I used to love the old Amicus anthologies even though most of them weren't actually very scary so I was really in the mood to see what appeared to be an updated version of "The Vault of Horror" (1973). Unfortunately, even though it boasted the talents of five directors (Ken Russell, Sean S. Cunningham, Joe Dante, Monte Hellman and John Gaeta) and had a cast which included several well known faces such as Henry Gibson and John Saxon, it was thoroughly disappointing.

"Trapped Ashes" was little more than an excuse to get all the actresses in the film topless as much as possible. I'm not going to complain about that, of course, or the half-dozen softcore sex scenes, but it really made the film far too comical. As each segment started, I was just counting off the minutes until whichever actress was involved got naked.

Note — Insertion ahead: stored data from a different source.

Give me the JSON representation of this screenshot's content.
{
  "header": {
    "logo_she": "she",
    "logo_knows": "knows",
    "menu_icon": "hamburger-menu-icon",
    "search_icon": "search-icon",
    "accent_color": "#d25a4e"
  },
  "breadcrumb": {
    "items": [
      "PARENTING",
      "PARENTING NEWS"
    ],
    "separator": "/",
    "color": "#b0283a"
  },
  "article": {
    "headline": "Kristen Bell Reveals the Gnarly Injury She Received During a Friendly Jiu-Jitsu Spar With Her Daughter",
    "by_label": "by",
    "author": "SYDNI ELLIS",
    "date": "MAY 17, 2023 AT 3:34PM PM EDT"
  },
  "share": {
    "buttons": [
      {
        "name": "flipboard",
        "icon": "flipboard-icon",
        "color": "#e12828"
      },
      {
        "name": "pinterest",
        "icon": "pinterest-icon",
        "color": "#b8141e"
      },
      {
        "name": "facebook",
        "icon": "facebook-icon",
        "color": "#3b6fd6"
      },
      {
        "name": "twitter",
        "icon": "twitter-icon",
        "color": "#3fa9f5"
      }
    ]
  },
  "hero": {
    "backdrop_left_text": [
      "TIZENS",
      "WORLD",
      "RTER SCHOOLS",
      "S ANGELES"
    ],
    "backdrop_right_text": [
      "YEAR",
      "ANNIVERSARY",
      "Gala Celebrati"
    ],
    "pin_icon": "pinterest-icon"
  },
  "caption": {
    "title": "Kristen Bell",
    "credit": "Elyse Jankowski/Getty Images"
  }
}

Basically, "Trapped Ashes" looked like it was made up of rejected episodes from "The Hunger" TV series (which has now disappeared from Netflix, in case you wondered) and was sadly lacking in the horror department. It looked like it was made for TV but I have no idea if it was or not. Presumably it was released directly to DVD and I'm so glad that I didn't rent it at the time.

The wraparound story, directed by Joe Dante, had the same result as all the Amicus anthologies and so, even though it was silly and predictable, it was arguably the best part. The segments themselves were just very bland and no amount of boobs could cover that up.

The best (and least comedic) of the segments themselves involved Lara Harris who was the star of the whole show for me. Her almost J-horror ghost story (called "Jibaku") was directed by Sean S. Cunningham who, obviously, everyone knows because of "Friday the 13th" (1980). I thought Lara Harris was perfect in the role of Julia and made up for the story itself being rather weak.

If you prefer blondes and comedy, Rachel Veltri, was very good in Ken Russell's "The Girl with the Golden Breasts" but I found that whole segment to be very unappealing and it ruined the tone of the whole movie so much that it never recovered afterwards. It probably wasn't the best idea to make it the first story either.

Later on, John Saxon did quite well as an actor who was once involved in a love affair with a vampiric witch although he didn't really have much to do with it apart from appearing at the beginning and end. "Stanley's Girlfriend" was directed by Monte Hellman who is famous for "Beast from Haunted Cave" (1959) which isn't actually something to be very proud of either. The story felt like a filler and didn't really go anywhere or accomplish anything at all.

The final story, directed by John Gaeta, called "My Twin, The Worm" tried to be gruesome but the visual effects didn't really do anything for me which was a shame. Considering that John Gaeta is a visual effects guy rather than a director in the first place, I expected more.

Like so many of the films which I've watched on Netflix recently, "Trapped Ashes" is going straight into The Dungeon. It was entertaining in a few places but so very disappointing as a horror film that I really can't recommend it.